Oublier ce qu'il y a là-bas
Rayonnante avec son ventre rebondi de sept mois, Nora devient sombre quand elle évoque sa vie algérienne et le parcours du combattant pour obtenir
des papiers français. Née à Oran, elle a été mariée de force à 18 ans. Elle a donné naissance à Younes il y a onze ans, a divorcé et s’est mariée à Hedj en
cachette. Le couple et le petit garçon de cinq ans sont arrivés d’Algérie en 2001, avec la ferme volonté d’« oublier ce qu’il y a là-bas ». Pour Nora, le
drapeau tricolore symbolise des droits dont elle était privée au bled : « Depuis toute petite, je rêve de la France, parce que j’y suis plus libre ».

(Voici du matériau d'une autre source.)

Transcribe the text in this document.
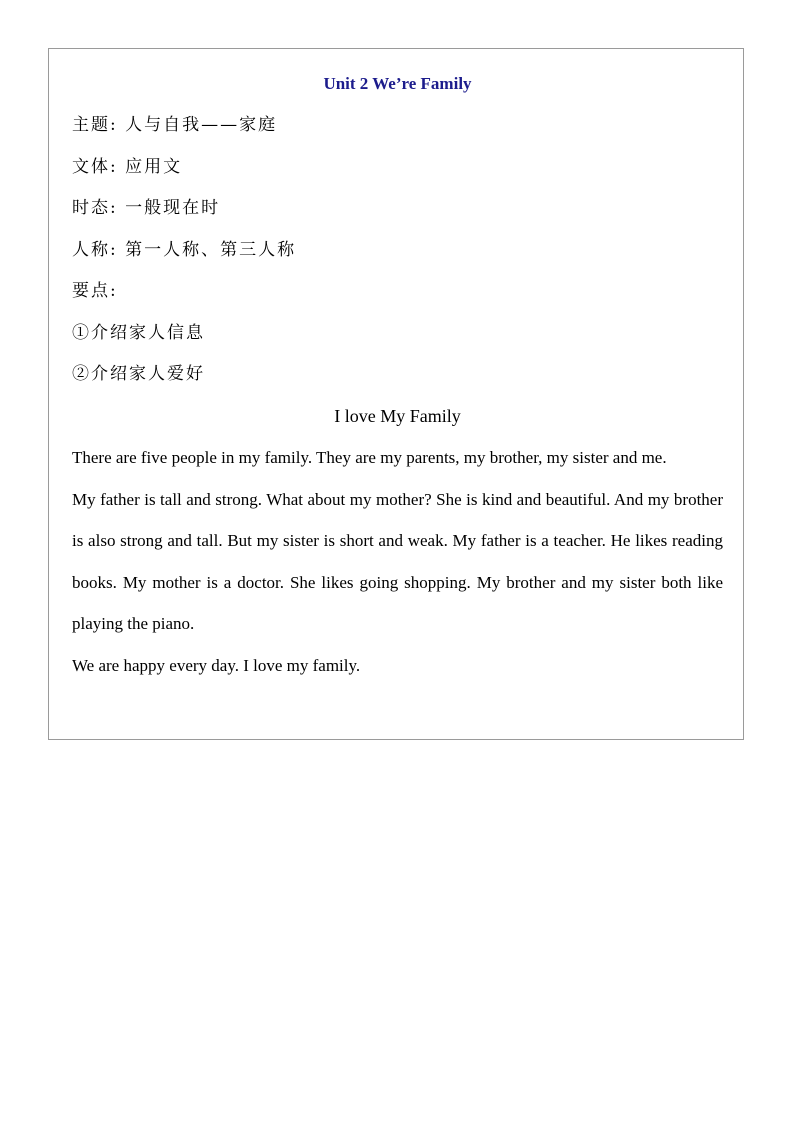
Unit 2 We’re Family
主题: 人与自我——家庭
文体: 应用文
时态: 一般现在时
人称: 第一人称、第三人称
要点:
①介绍家人信息
②介绍家人爱好
I love My Family
There are five people in my family. They are my parents, my brother, my sister and me.
My father is tall and strong. What about my mother? She is kind and beautiful. And my brother is also strong and tall. But my sister is short and weak. My father is a teacher. He likes reading books. My mother is a doctor. She likes going shopping. My brother and my sister both like playing the piano.
We are happy every day. I love my family.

La gauche est alors au pouvoir. Ils y placent leurs espoirs de régularisation. « J’ai fait ma demande d’asile, j’ai obtenu quatre récépissés, valables trois
mois chacun. Je suis tombée enceinte, ce qui aurait dû me permettre d’obtenir des papiers. » La petite famille est trimballée d’hôtels en foyers
financés, selon les circuits qu’emprunte leur dossier dans les rouages administratifs, par la préfecture, le Samu social ou Emmaüs. C’est d’ailleurs à
l’hôpital d’Emmaüs que Nora donne en 2002 naissance à des jumelles, Ikram et Saliha. De rejets de demandes d’asile en recours, ils vivotent. Les
biberons chauffent dans les lavabos des chambres d’hôtel, Nora travaille au noir comme femme de ménage chez des particuliers pendant qu’Hedj
s’occupe des enfants
En mai 2005, la préfecture de Paris leur accorde un permis de séjour de neuf mois. C’est une renaissance. Ils trouvent du travail, reçoivent des feuilles
de salaire. Mais à l’expiration du permis, en février, c’est le retour à l’illégalité. Jusqu’à la kermesse de l’école le 23 juin. Autour d’un goûter d’enfants,
Nora a raconté son histoire à Cécile et Isabelle. Qui décident d’aider la jeune mère à constituer le dossier gagnant.